Edamame Seed Commercialization for Mid-Atlantic Region
Bo Zhang, associate professor of plant and environmental sciences
Catherine Larochelle, associate professor of agricultural and applied economics
Patrick Bewick, Ph.D. student, plant and environmental sciences
Edamame, or vegetable soybean, is a specialty crop that offers high-quality plant protein to a market that is increasingly interested in non-meat options. However, domestic production has not risen to meet consumer demand, partially because of a lack of cultivars developed for U.S. production, and a majority of edamame consumed in the U.S. is imported as frozen products.
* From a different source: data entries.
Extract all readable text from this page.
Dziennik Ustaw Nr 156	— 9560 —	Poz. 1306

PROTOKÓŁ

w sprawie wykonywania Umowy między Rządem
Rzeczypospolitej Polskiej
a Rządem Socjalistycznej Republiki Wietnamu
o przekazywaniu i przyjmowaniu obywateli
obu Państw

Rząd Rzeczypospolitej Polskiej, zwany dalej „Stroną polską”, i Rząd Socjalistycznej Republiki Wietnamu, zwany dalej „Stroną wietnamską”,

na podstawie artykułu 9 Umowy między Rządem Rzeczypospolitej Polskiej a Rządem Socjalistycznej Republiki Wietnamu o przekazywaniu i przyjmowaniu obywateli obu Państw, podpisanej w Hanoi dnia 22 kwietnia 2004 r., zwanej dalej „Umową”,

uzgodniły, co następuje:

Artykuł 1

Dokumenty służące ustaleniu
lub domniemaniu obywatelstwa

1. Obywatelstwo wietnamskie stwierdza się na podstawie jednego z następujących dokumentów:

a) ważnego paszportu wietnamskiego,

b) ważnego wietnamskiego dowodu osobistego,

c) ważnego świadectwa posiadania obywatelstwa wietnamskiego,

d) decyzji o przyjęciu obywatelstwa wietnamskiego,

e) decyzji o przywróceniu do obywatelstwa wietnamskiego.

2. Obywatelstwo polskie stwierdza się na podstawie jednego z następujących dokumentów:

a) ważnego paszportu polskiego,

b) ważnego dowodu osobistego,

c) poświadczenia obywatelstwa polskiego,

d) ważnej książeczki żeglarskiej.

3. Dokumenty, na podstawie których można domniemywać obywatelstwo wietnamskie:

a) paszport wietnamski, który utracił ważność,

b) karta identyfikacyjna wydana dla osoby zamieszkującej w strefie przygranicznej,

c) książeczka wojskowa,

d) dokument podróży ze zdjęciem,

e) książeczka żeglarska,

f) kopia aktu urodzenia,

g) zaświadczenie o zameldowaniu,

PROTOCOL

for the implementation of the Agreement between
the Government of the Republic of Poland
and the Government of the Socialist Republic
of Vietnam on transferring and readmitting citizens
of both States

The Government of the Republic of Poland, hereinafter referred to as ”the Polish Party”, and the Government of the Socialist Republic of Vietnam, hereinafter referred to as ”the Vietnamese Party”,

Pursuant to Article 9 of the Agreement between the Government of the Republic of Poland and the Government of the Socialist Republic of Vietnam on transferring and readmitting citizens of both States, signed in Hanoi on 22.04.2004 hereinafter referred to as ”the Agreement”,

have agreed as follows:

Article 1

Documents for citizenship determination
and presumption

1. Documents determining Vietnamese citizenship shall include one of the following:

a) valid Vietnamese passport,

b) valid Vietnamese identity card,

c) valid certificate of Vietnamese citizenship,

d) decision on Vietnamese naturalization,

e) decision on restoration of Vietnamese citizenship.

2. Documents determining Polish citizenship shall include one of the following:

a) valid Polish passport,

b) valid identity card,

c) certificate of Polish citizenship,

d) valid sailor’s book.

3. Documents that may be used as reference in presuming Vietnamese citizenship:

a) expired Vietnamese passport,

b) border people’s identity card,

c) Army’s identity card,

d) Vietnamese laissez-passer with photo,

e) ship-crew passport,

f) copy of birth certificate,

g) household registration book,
A Virginia Tech release, “VT Sweet,” has high consumer acceptability with a wide adaptation in the mid-Atlantic region. This variety can remedy the lack of adapted cultivars that are sold on the shelf in local gardening stores. The home gardening market offers a perfect opportunity to introduce VT Sweet to a large, steadily increasing consumer base with 18.3 million new home gardeners in 2021 alone. The goal for this project is to survey consumers to understand how they accept new specialty crops for planting in their gardens, how they perceive our branding and our variety’s performance, and their willingness to pay for our product.